The robust PMI readings so far this year therefore suggest the economy has retained more growth momentum than indicated by the official data. The forward-looking indicators are also sending encouraging signals. Companies' expectations about future output rose in June to the highest since survey data were first collected.
The latest service sector survey found that 70% of businesses are forecasting growth in the coming year. Organic company expansion, better economic conditions and increased marketing are all expected to bolster activity over the coming 12 months.
Similarly, around two-thirds of manufacturing survey respondents anticipate higher output over the coming year.
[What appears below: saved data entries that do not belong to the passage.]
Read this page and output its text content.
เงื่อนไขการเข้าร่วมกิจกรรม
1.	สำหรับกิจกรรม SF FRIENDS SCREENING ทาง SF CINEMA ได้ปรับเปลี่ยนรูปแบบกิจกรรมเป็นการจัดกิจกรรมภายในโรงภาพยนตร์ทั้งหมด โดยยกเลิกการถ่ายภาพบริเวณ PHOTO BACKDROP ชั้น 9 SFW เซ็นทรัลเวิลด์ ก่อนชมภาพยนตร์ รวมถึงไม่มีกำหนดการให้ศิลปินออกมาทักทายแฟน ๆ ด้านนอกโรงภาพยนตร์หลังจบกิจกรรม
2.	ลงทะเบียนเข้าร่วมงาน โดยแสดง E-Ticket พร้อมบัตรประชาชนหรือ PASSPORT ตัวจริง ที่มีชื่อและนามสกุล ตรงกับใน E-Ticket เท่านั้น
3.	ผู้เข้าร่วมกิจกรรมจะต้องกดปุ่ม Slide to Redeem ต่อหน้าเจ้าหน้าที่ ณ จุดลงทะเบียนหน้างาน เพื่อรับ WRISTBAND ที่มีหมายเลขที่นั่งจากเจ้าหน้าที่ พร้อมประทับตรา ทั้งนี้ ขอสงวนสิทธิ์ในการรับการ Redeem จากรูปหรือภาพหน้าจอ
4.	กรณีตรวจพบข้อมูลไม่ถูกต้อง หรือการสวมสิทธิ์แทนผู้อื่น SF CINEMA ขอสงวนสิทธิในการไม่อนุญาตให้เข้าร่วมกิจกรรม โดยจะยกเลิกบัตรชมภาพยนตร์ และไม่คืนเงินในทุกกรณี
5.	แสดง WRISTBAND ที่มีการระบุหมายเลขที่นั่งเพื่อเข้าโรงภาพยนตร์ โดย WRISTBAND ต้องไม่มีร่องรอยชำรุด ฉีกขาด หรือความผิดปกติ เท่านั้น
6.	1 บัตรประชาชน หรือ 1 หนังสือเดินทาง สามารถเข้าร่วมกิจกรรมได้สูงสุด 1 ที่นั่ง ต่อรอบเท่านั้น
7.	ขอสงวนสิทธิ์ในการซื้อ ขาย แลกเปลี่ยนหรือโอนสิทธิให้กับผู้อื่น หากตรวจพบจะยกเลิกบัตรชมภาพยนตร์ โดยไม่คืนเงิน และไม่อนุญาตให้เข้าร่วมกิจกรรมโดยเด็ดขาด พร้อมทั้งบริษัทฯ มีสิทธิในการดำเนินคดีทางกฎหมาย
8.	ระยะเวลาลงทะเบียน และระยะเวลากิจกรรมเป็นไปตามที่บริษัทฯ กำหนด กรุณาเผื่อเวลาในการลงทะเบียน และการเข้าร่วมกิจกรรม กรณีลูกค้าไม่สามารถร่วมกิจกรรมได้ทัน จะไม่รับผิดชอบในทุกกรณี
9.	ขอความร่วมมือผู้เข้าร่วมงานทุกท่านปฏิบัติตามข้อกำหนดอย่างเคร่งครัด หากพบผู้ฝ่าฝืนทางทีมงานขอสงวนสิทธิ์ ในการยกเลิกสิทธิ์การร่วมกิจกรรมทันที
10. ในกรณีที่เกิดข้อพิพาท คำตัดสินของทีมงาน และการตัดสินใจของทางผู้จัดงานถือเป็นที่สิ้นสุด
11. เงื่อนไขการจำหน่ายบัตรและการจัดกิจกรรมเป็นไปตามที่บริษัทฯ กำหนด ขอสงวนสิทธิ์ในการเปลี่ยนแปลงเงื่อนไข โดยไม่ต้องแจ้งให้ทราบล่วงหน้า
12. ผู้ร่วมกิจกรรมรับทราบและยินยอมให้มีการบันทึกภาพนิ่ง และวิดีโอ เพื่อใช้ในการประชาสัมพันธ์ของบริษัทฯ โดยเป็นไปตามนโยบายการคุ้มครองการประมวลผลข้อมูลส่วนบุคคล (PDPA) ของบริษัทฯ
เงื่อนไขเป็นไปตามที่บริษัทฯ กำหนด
Panellists widely expect to see organic growth, new product introductions and firmer demand in coming months.
The positive outlook tallies with recent upbeat rhetoric from the Reserve Bank of Australia, which held interest rates steady at its last meeting on signs of weaker growth at the start of the year, but noted that "economic growth is still expected to increase gradually over the next couple of years to a little above 3 per cent".
One of the advantages of the IHS Markit data is that all PMI surveys around the world are compiled using the same methodology, making it easy to make international comparisons. For example, so far in the second quarter, the strong performance of the Commonwealth Bank PMI for manufacturing means Australia has notched up the fifth strongest performance of all countries surveyed in the second quarter. The robust performance contrasts with weaker trends seen in many other countries in the Asia Pacific region, notably China, where manufacturing is struggling to expand.
In contrast, European economies are faring especially well so far this year, enjoying one of the best growth spells seen since the global financial crisis.